Der Besuch des Zahnarztes in der Kita sei häufig etwas anderes, als eine Untersuchung beim Zahnarzt der Familie. „Auch wenn dort das Kind den Mund nicht aufgemacht hat, bei uns klappt’s“, ist Urbanovicz stolz. „Das liegt allerdings nicht an uns, sondern an der Umgebung. Für die Kinder ist ja alles wie immer und alles vertraut. Nur ich bin der Neue, allerdings in Zivil.“ Und wenn die Kita-Freunde dann auch freiwillig den Mund aufmachen, sei das Eis schnell gebrochen.
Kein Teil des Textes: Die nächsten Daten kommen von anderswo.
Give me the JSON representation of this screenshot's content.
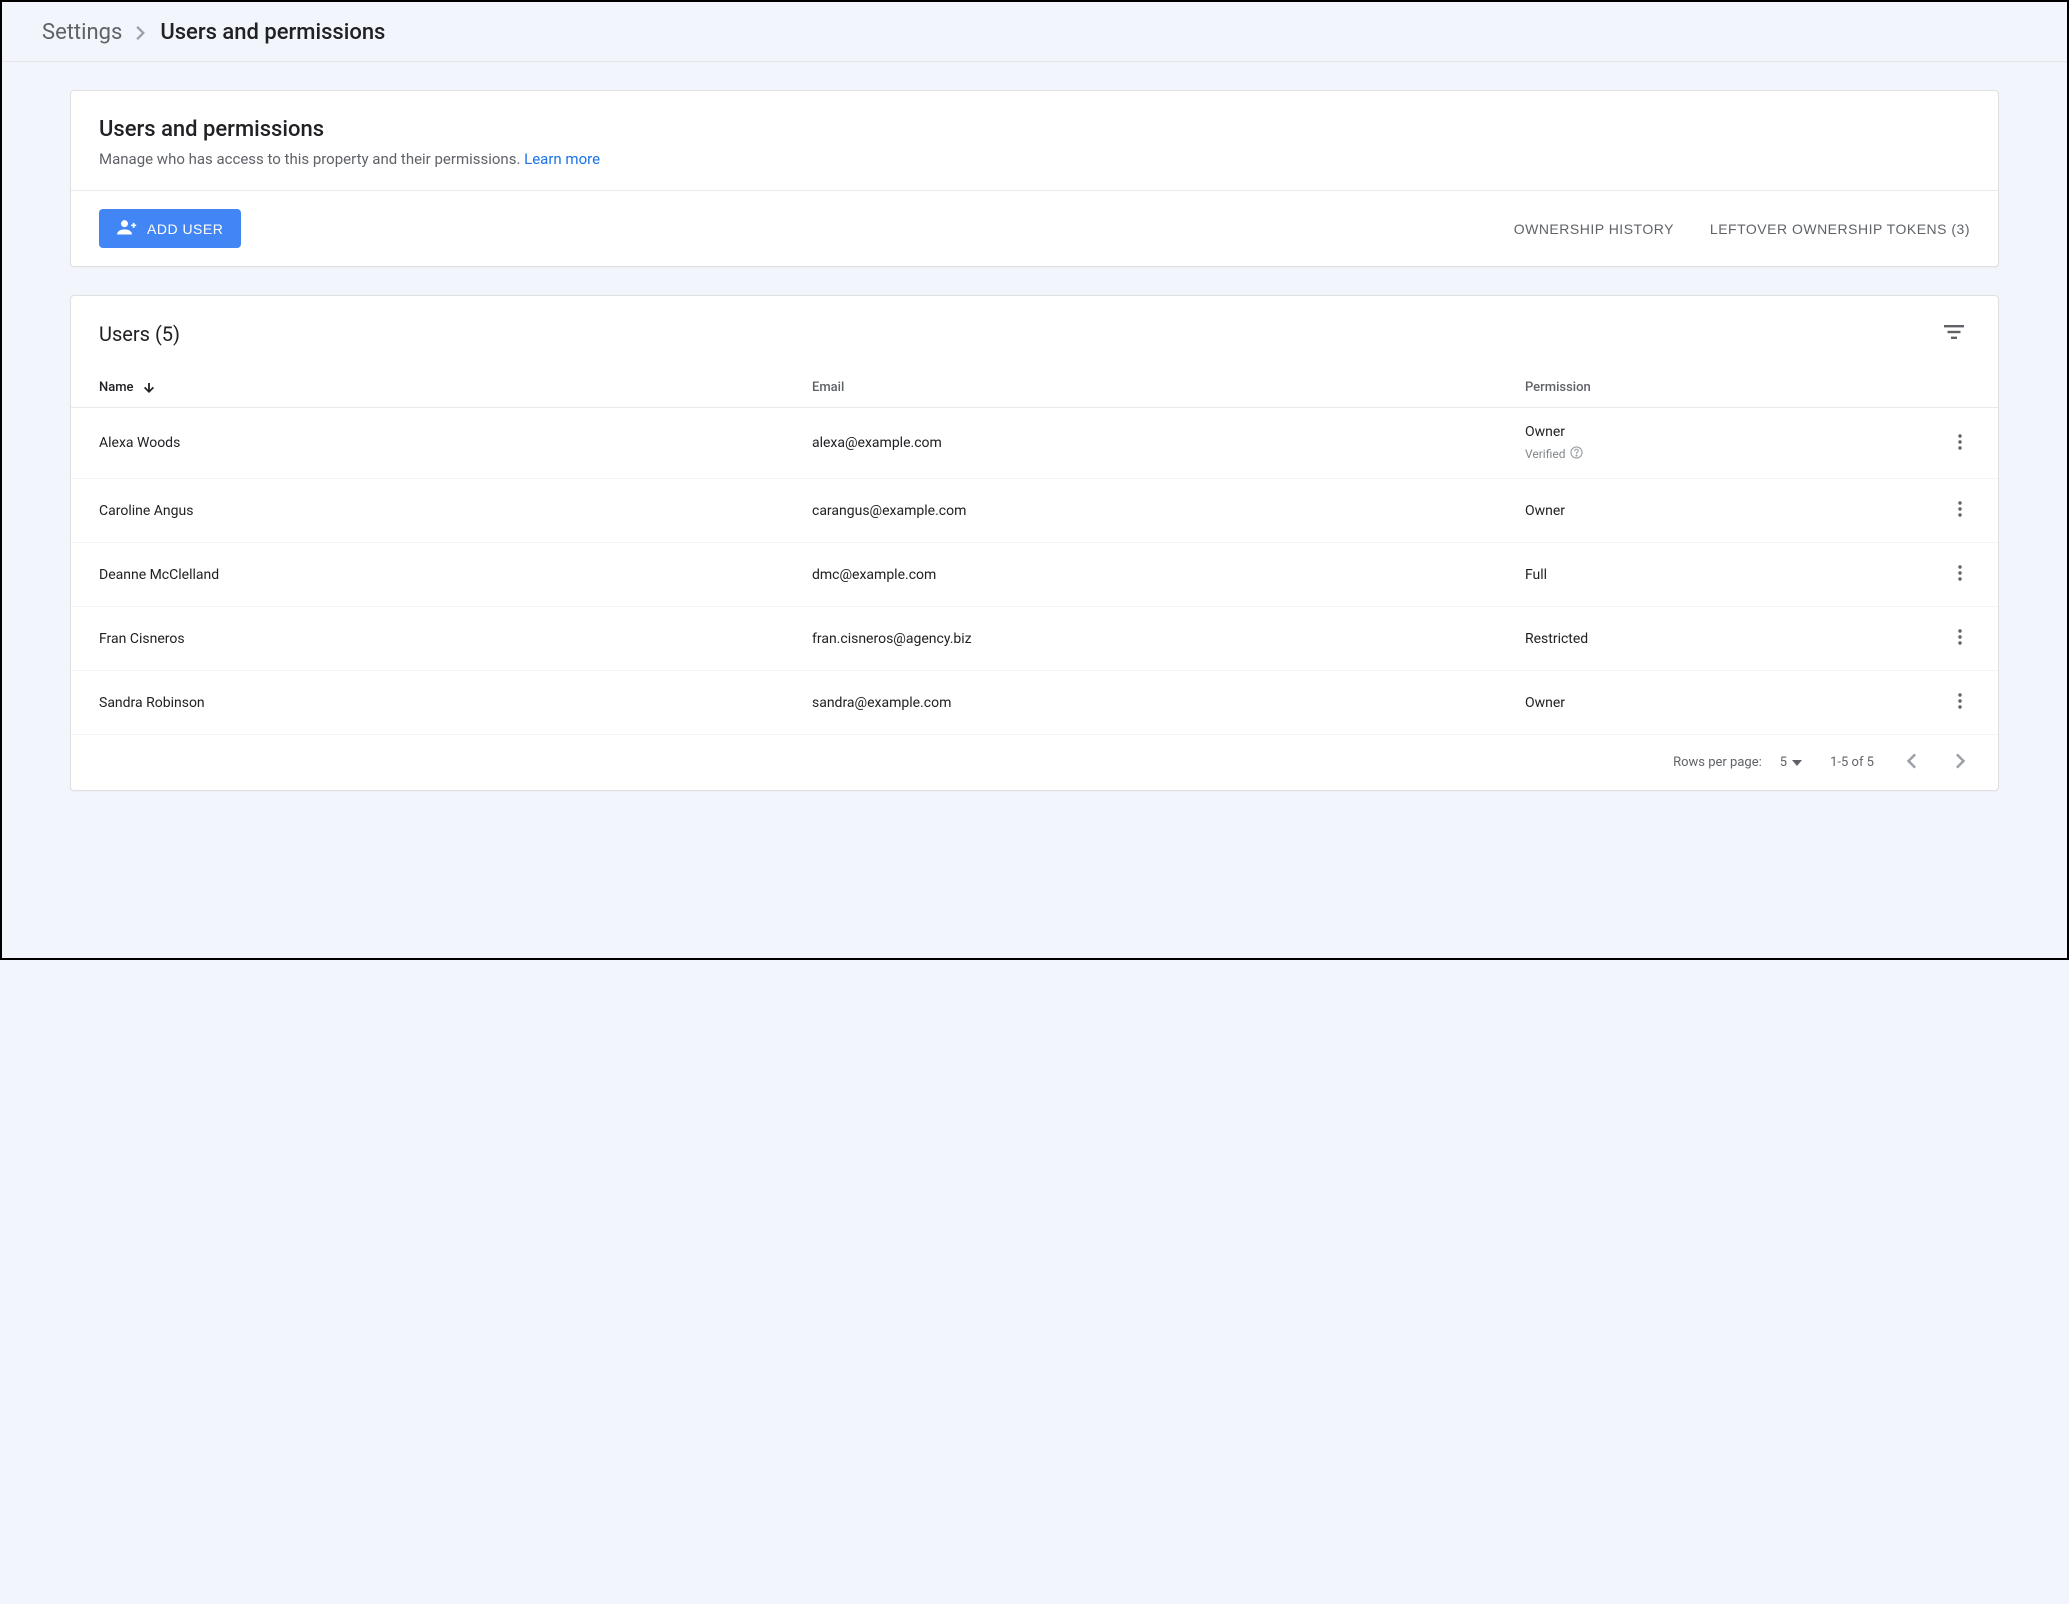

Erste Kita-Untersuchung ebnet den Weg in die Praxis
In der Praxis sei das anders, dort sei häufig eine ungewohnte sterile Umgebung, die vielleicht noch nach Desinfektionsmittel rieche. „Wir möchten über unsere Untersuchungen aber den Weg in die Praxis ebnen“, so der Jugendzahnarzt.
Jedes Kind, das vom zahnärztlichen Dienst untersucht wurde, bekommt einen Zettel für die Eltern. „Keine Auffälligkeiten“ steht dort, wenn alles in Ordnung ist, aber manchmal auch der Hinweis, dass besser geputzt werden sollte oder die Beobachtung, dass ein Kariesverdacht bestehe oder eine Fehlstellung der Zähne vorliege.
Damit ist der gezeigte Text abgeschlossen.